In einer zweiten Projektphase soll jetzt daran gearbeitet werden, den Demonstrator zu einem marktreifen Prototyp weiterzuentwickeln. Ziel ist daher, die Sensoren zuverlässiger zu machen und weitere Gase sowie Explosionsgefahren detektieren zu können. Für Letzteres ist für die Messung mit explosiven Gemischen ein Gasmessplatz im Aufbau. Damit der Prototyp auch annähernd marktreif wird, müssen in den nächsten zwei Jahren noch eine Reihe Tests und Qualifizierungen durchgeführt werden, erklärt Dr. Tanja Stimpel-Lindner. Das Projekt wird mit einem umgebildeten Konsortium an Projektpartnern als Folgeprojekt beim BMBF für das Programm „Praxisleuchttürme der zivilen Sicherheit“ eingereicht.

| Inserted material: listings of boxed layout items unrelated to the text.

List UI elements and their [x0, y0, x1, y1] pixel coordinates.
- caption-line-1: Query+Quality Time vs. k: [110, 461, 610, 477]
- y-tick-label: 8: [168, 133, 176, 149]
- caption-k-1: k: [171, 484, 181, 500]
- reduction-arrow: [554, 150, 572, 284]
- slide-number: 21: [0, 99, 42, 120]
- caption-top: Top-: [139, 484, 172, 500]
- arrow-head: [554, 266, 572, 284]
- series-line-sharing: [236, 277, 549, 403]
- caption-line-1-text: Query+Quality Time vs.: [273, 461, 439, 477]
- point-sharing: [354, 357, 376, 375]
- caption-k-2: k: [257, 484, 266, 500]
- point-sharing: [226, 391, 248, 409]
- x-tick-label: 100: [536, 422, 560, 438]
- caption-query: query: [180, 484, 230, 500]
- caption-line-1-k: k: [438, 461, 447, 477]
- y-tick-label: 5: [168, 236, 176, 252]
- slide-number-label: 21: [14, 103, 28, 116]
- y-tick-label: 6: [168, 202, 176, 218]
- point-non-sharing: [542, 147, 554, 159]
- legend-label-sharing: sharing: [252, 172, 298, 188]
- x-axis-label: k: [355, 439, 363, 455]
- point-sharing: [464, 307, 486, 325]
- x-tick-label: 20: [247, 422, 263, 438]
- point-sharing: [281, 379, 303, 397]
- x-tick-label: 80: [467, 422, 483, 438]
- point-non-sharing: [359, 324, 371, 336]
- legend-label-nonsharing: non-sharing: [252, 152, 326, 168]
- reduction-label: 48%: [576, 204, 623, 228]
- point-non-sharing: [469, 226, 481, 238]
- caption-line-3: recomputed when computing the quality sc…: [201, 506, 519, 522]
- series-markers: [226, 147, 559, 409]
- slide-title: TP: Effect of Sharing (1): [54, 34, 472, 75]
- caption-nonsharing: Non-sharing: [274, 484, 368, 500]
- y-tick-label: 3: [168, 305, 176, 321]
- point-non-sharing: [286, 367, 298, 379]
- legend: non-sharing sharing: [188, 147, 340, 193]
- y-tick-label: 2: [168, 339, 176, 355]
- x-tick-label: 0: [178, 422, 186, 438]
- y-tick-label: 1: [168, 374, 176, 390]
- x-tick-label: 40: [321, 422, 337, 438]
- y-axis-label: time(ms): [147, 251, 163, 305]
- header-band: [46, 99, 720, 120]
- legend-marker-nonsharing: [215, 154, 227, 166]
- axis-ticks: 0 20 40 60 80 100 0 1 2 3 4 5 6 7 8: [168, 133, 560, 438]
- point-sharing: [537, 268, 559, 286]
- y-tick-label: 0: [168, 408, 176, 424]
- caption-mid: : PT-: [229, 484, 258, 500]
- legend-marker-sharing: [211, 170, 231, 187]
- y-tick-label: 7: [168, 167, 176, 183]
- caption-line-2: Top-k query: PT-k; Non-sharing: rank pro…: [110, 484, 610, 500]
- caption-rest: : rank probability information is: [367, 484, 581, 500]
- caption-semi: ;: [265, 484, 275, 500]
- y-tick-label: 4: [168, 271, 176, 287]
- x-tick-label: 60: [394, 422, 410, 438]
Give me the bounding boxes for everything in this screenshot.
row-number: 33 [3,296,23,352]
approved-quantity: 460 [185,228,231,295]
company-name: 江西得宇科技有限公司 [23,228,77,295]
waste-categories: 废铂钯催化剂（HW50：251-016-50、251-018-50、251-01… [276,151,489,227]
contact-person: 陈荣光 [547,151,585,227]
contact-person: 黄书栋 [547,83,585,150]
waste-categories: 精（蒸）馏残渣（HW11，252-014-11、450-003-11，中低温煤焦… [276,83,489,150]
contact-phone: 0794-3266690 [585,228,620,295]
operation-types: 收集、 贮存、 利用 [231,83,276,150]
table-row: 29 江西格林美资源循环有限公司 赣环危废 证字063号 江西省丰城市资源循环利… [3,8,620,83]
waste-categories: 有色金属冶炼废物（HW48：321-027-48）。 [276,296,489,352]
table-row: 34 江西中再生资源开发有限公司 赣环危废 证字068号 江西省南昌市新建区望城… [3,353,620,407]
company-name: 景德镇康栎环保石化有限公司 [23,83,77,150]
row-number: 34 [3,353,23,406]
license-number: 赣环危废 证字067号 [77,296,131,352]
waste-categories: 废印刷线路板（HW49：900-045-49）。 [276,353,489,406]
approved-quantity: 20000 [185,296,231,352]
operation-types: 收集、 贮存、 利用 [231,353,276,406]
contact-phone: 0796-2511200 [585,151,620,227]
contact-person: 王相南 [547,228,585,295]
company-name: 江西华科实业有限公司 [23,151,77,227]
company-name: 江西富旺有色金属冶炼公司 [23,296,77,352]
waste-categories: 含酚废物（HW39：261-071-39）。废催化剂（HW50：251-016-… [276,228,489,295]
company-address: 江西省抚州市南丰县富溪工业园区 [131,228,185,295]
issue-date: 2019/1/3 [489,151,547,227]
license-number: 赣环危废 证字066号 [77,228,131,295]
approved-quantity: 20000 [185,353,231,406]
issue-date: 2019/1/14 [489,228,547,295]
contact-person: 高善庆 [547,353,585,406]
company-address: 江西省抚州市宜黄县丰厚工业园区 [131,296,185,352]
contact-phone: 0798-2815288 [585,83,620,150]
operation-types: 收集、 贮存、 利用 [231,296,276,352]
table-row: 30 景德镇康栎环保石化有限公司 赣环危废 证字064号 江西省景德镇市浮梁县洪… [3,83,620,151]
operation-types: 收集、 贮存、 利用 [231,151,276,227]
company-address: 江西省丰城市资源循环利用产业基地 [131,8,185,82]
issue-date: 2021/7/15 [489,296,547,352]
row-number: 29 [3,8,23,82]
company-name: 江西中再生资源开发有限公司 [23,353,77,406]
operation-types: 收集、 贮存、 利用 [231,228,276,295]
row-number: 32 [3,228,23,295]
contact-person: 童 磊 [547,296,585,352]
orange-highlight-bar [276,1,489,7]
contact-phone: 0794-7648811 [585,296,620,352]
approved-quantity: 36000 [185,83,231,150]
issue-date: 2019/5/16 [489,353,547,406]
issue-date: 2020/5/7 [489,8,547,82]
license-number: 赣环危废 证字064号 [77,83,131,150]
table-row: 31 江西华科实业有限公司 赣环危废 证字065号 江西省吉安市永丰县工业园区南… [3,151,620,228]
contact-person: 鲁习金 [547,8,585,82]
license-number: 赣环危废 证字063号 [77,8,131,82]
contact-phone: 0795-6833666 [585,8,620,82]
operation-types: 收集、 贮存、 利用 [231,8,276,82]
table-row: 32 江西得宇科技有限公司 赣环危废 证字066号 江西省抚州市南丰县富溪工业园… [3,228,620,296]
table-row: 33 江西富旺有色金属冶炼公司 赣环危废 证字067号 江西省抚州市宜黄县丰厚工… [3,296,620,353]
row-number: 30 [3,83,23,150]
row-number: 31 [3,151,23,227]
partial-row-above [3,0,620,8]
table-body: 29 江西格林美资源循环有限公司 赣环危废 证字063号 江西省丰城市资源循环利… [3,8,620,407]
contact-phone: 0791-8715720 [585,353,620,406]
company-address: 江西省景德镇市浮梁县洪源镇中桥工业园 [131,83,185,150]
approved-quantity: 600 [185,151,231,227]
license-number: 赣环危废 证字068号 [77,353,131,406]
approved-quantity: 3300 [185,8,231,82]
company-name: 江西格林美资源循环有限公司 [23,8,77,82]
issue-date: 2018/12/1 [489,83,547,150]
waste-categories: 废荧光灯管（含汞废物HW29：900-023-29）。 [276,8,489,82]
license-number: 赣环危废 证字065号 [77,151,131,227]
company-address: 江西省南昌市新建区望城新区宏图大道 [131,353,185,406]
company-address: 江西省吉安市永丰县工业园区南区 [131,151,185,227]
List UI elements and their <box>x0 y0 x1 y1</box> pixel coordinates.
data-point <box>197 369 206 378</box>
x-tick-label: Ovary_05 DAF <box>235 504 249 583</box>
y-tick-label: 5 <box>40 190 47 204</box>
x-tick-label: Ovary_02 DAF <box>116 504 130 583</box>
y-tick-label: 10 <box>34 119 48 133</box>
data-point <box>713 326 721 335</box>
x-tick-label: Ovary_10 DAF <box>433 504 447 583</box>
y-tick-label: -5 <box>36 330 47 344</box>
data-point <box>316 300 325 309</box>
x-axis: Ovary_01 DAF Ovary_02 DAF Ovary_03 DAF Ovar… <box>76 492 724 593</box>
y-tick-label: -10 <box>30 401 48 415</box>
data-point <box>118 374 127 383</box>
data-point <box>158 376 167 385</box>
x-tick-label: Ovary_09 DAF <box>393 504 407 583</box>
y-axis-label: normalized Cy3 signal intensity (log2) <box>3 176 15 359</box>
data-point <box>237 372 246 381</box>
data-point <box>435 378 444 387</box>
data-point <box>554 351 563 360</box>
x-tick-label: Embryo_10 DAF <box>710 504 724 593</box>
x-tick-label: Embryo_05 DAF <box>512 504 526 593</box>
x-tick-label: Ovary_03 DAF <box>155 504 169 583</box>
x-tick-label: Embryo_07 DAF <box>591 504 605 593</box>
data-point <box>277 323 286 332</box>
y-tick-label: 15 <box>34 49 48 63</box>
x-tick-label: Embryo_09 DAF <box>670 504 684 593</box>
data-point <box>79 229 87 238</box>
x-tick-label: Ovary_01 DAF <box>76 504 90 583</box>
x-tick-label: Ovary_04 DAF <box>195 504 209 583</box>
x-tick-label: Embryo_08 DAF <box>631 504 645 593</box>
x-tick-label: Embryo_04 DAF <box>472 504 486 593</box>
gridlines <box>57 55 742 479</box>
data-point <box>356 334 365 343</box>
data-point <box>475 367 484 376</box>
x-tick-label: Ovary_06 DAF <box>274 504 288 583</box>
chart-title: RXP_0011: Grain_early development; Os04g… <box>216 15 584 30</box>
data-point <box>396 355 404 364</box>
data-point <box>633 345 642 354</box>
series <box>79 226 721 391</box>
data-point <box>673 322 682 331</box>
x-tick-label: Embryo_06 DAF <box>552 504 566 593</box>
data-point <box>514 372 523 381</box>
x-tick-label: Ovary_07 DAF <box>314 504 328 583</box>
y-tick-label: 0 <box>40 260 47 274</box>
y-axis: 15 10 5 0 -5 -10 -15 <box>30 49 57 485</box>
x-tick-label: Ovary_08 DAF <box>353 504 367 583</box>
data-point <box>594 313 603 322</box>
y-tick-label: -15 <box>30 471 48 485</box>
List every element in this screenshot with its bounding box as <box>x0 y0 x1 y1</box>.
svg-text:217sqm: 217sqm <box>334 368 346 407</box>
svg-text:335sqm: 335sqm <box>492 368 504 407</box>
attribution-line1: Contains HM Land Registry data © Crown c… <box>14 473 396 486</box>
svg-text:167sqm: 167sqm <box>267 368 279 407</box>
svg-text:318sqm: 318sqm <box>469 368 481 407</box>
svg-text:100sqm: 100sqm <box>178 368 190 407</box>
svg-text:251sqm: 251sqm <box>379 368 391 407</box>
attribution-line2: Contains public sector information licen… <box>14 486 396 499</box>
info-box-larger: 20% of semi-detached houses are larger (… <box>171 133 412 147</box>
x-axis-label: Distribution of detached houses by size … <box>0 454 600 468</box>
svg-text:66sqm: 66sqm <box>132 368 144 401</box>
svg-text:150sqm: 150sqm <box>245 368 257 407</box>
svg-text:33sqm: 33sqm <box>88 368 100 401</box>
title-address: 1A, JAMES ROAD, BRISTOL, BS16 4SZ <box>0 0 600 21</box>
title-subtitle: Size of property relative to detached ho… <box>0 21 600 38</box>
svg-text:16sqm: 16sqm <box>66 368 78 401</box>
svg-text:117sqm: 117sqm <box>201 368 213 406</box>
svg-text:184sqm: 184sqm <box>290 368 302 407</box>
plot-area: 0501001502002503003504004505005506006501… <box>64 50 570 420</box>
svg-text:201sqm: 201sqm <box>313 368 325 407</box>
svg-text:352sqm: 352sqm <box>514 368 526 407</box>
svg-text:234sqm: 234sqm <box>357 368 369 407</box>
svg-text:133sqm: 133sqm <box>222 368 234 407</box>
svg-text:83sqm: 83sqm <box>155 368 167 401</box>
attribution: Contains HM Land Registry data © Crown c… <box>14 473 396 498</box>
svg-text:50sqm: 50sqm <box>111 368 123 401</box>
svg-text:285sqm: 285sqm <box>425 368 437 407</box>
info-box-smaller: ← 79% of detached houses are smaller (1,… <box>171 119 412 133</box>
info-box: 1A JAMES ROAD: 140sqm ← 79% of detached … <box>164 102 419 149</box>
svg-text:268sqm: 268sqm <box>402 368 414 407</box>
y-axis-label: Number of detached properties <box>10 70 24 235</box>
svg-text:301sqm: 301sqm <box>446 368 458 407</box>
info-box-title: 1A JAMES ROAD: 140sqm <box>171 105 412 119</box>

Das Projekt stoße auf großes Interesse bei allen möglichen Einsatzkräften, die den Sensor laut Dr. Tanja Stimpel-Lindner am liebsten morgen schon tragen würden. Für sie ist es auch ein persönliches Herzensprojekt, seit über 20 Jahren ist sie selbst bei der Feuerwehr, seit fast 10 Jahren zusätzlich beim ABC-Zug München Land. Als Führungsperson sei es immer schwierig zu entscheiden, ob man seine Leute in eine gefährliche Situation reinschicken könne oder nicht, so die Physikerin. Genau darum wollen sie und ihr Team nun mit Hochdruck daran arbeiten, den Sensor schnellstmöglich auf den Markt zu bringen.